One very promising area is extracting events from messages. Dates are one of the easier entities to spot in unstructured language. PHP has a built-in function, strtotime(), that can convert most English time strings into an absolute value, even fuzzy ones like "next Thursday" or "now". Getting the rest of the information like the name of an event is tougher, but imagine a calendar view that just shows the subject line of each email at any time that’s mentioned in the body of the message. You could restrict the view to only genuine contacts (people you’d replied to at a minimum) and then with a single click transfer any true events to your appointments calendar.
So why isn’t this already implemented? Gmail has got something similar for its Gcal integration, but it’s very limited in the formats it will recognize. There’s articles out there like Learned Automatic Recognition of Appointments from Email by Lauren Paone at CMU, but as a quote from the paper puts it "Although email is ubiquitous, large and realistic email corpora are rarely available for research purposes." Lauren faced serious obstacles even running realistic tests because he didn’t have enough email to work with.
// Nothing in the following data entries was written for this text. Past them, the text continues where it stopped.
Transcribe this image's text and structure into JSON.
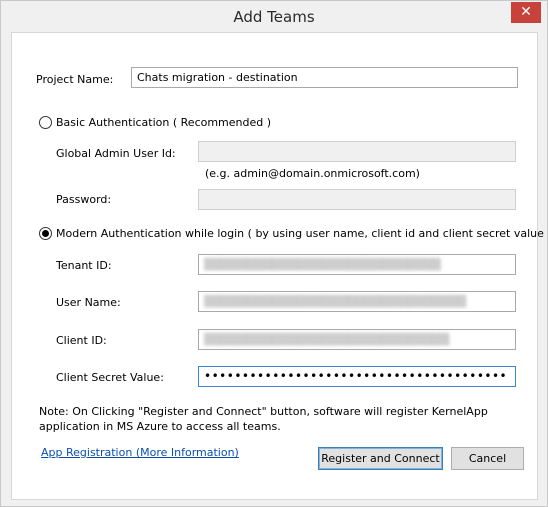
{
  "window": {
    "title": "Add Teams",
    "close_glyph": "✕"
  },
  "project": {
    "label": "Project Name:",
    "value": "Chats migration - destination"
  },
  "basic_auth": {
    "label": "Basic Authentication ( Recommended )",
    "selected": false,
    "admin_label": "Global Admin User Id:",
    "admin_value": "",
    "admin_hint": "(e.g. admin@domain.onmicrosoft.com)",
    "password_label": "Password:",
    "password_value": ""
  },
  "modern_auth": {
    "label": "Modern Authentication while login ( by using user name, client id and client secret value )",
    "selected": true,
    "tenant_label": "Tenant ID:",
    "tenant_value": "▒▒▒▒▒▒▒▒▒▒▒▒▒▒▒▒▒▒▒▒▒▒▒▒▒▒▒▒",
    "username_label": "User Name:",
    "username_value": "▒▒▒▒▒▒▒▒▒▒▒▒▒▒▒▒▒▒▒▒▒▒▒▒▒▒▒▒▒▒▒",
    "clientid_label": "Client ID:",
    "clientid_value": "▒▒▒▒▒▒▒▒▒▒▒▒▒▒▒▒▒▒▒▒▒▒▒▒▒▒▒▒▒",
    "secret_label": "Client Secret Value:",
    "secret_value": "••••••••••••••••••••••••••••••••••••••••"
  },
  "note": {
    "line1": "Note: On Clicking \"Register and Connect\" button, software will register KernelApp",
    "line2": "application in MS Azure to access all teams."
  },
  "footer": {
    "link": "App Registration (More Information)",
    "register_button": "Register and Connect",
    "cancel_button": "Cancel"
  }
}
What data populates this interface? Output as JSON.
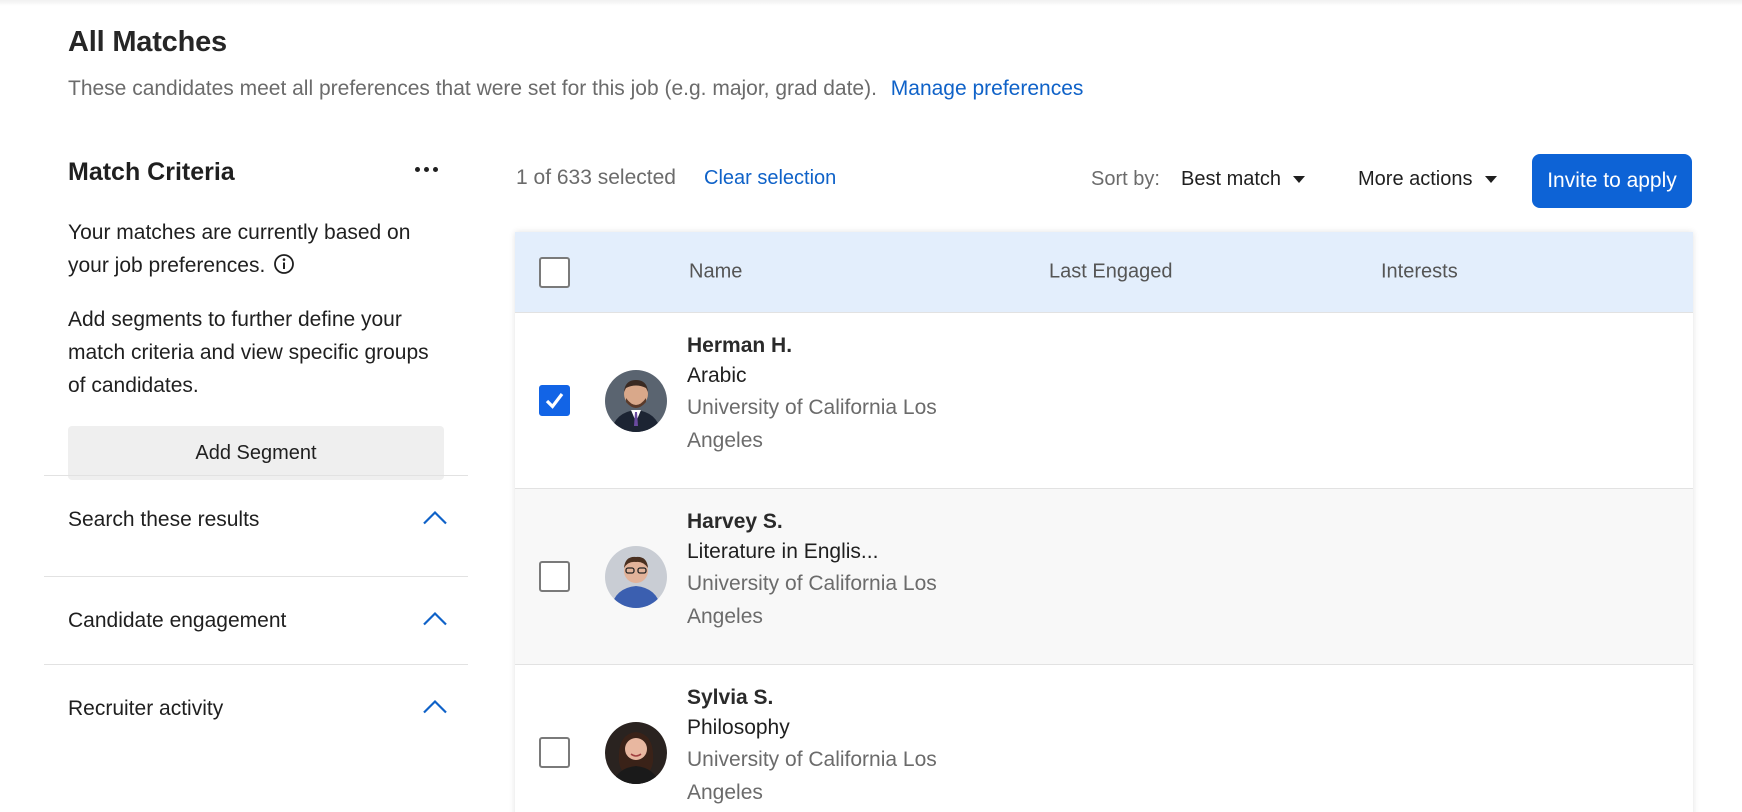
{
  "header": {
    "title": "All Matches",
    "subtitle": "These candidates meet all preferences that were set for this job (e.g. major, grad date).",
    "manage_link": "Manage preferences"
  },
  "sidebar": {
    "title": "Match Criteria",
    "more_icon": "ellipsis-icon",
    "paragraph1": "Your matches are currently based on your job preferences.",
    "info_icon": "info-icon",
    "paragraph2": "Add segments to further define your match criteria and view specific groups of candidates.",
    "add_segment_label": "Add Segment",
    "accordions": [
      {
        "label": "Search these results",
        "icon": "chevron-up-icon"
      },
      {
        "label": "Candidate engagement",
        "icon": "chevron-up-icon"
      },
      {
        "label": "Recruiter activity",
        "icon": "chevron-up-icon"
      }
    ]
  },
  "toolbar": {
    "selected_text": "1 of 633 selected",
    "clear_selection": "Clear selection",
    "sort_label": "Sort by:",
    "sort_value": "Best match",
    "more_actions": "More actions",
    "invite_label": "Invite to apply"
  },
  "table": {
    "columns": [
      "Name",
      "Last Engaged",
      "Interests"
    ],
    "rows": [
      {
        "name": "Herman H.",
        "major": "Arabic",
        "school": "University of California Los Angeles",
        "selected": true
      },
      {
        "name": "Harvey S.",
        "major": "Literature in Englis...",
        "school": "University of California Los Angeles",
        "selected": false
      },
      {
        "name": "Sylvia S.",
        "major": "Philosophy",
        "school": "University of California Los Angeles",
        "selected": false
      }
    ]
  },
  "colors": {
    "accent": "#0f62c8",
    "button": "#0d63d6",
    "header_bg": "#e3eefc"
  }
}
What’s stopping progress is the mind-numbing pain of first getting data to prototype with (though the Enron corpus makes that somewhat easier), but even worse, trying to integrate with any email service like Outlook/Exchange or through IMAP. Innovation is rapid in the web world because anybody can spider the public internet and offer the results through a website. A few large companies like Google and Yahoo have access to their user’s emails and so can create email-based tools, and if you can persuade users to install a desktop plugin you can do the same, but the only way to move things forward is to open up access to a lot more developers. I’ll be posting on some of my efforts in that direction soon.